Dahi bartender turun dan ada beberapa garis hitam, "Aku belum pernah melihatnya sebelumnya. Seseorang berani berbicara dengan Tuan Muda Kedua seperti ini. Kamu sangat berani."


"Namamu... Bruce?" Mata Sissy jatuh pada kartu kerja di dadanya, melihatnya mengangguk, dia memuji, "Kamu terlihat sangat baik."


"Um? Benarkah? Terima kasih atas pujiannya." Dia berkata dengan tersipu sambil mengusap kepalanya.


"Ya, sudah berapa lama kamu di sini? Sepertinya kamu takut pada tuan muda kedua. Ini baru hari pertamaku bekerja dan aku tidak mengerti banyak hal. Bisakah kamu memberitahuku?"


"Aku sudah di sini selama beberapa tahun." Bruce meliriknya, dan tiba-tiba berkata dengan ketidaksetujuan, "Kamu seharusnya tidak berbicara dengan Tuan Muda Kedua seperti ini sekarang, itu salah, jika Tuan Muda Kedua marah, itu menakutkan, mungkin kamu tidak akan bisa bertemu hari esok."


"Apakah Tuan Muda Kedua begitu kejam?
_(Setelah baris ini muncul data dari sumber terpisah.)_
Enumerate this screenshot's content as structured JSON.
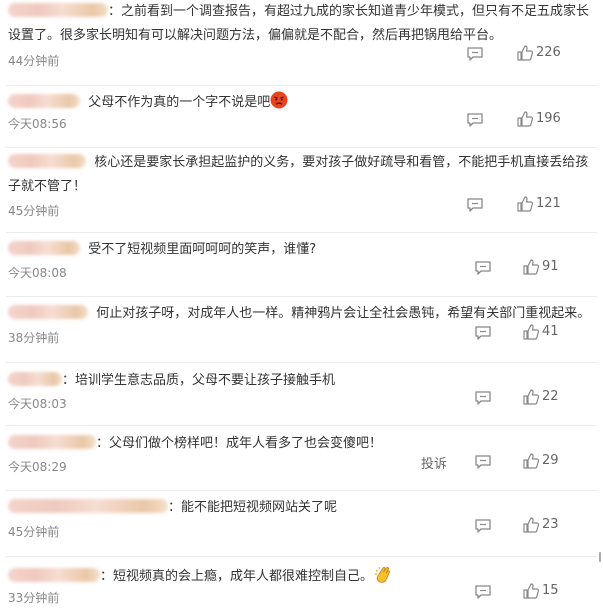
{
  "comments": [
    {
      "lines": [
        "之前看到一个调查报告，有超过九成的家长知道青少年模式，但只有不足五成家长",
        "设置了。很多家长明知有可以解决问题方法，偏偏就是不配合，然后再把锅甩给平台。"
      ],
      "time": "44分钟前",
      "likes": "226"
    },
    {
      "lines": [
        "父母不作为真的一个字不说是吧"
      ],
      "emoji": "angry",
      "time": "今天08:56",
      "likes": "196"
    },
    {
      "lines": [
        "核心还是要家长承担起监护的义务，要对孩子做好疏导和看管，不能把手机直接丢给孩",
        "子就不管了！"
      ],
      "time": "45分钟前",
      "likes": "121"
    },
    {
      "lines": [
        "受不了短视频里面呵呵呵的笑声，谁懂?"
      ],
      "time": "今天08:08",
      "likes": "91"
    },
    {
      "lines": [
        "何止对孩子呀，对成年人也一样。精神鸦片会让全社会愚钝，希望有关部门重视起来。"
      ],
      "time": "38分钟前",
      "likes": "41"
    },
    {
      "lines": [
        "培训学生意志品质，父母不要让孩子接触手机"
      ],
      "time": "今天08:03",
      "likes": "22"
    },
    {
      "lines": [
        "父母们做个榜样吧！成年人看多了也会变傻吧！"
      ],
      "time": "今天08:29",
      "likes": "29",
      "report": "投诉"
    },
    {
      "lines": [
        "能不能把短视频网站关了呢"
      ],
      "time": "45分钟前",
      "likes": "23"
    },
    {
      "lines": [
        "短视频真的会上瘾，成年人都很难控制自己。"
      ],
      "emoji": "clap",
      "time": "33分钟前",
      "likes": "15"
    }
  ],
  "icons": {
    "reply": "comment-icon",
    "like": "thumbs-up-icon"
  },
  "colors": {
    "text": "#333333",
    "meta": "#888888",
    "divider": "#ececec"
  }
}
Kudengar dia adalah seorang bangsawan, dan dia membuka tempat seperti ini?" Sissy bertanya berpura-pura ketakutan.


"Tentu saja, tuan muda kedua adalah pangeran kedua negara kita H. Kau harus berhati-hati saat melakukan sesuatu. Bukan hanya bar ini, tapi bangunan ini miliknya." Berbicara tentang ini, kegembiraan dan kekaguman di nada bicara Bruce tidak bisa disembunyikan.


Pangeran kedua?


Sissy menelan ludahnya.


Pada awalnya, pria itu, Tuan Muda, bukanlah pangeran tertua yang legendaris!


Tuhan, siapa yang dia temui!


Tidak peduli bagaimana dia memikirkannya, dia tidak pernah membayangkan bahwa kedua orang ini memiliki identitas seperti itu.


Memikirkan kehidupan sebelumnya, kedua orang ini bertarung sampai mati, tidak heran tuan muda tertua memperlakukan yang muda dengan sikap itu tadi.


Dia keluar dari sarang serigala dan masuk ke sarang harimau.


Sissy terkejut di dalam hatinya, tetapi dia tampak penasaran di permukaan. Melihat kefasihan Bruce, dia membungkuk dan bertanya dengan suara rendah, "Kalau begitu, apakah kau tahu tentang kristal yang hilang baru-baru ini? Aku mendengar ada keributan besar. Apakah hal itu penting bagi pangeran kedua?" Dia bertanya ragu-ragu.


"Tentu saja itu penting. Kau tidak tahu bahwa batu kecubung adalah simbol identitas ratu selama beberapa generasi. Tetapi aku mendengar bahwa itu hilang bertahun-tahun yang lalu. Akhirnya ditemukan oleh pangeran tertua, tetapi dicuri pada hari itu dari pelelangan.” Setelah mengatakan itu, Bruce menggelengkan kepalanya, "Aku mengatakan bahwa pencuri ini juga berani. Lebih baik mencuri yang lain, tetapi malah mencuri batu kecubung dan hanya mencari kematian."


"Jadi begitu." Sissy mengangguk sambil berpikir.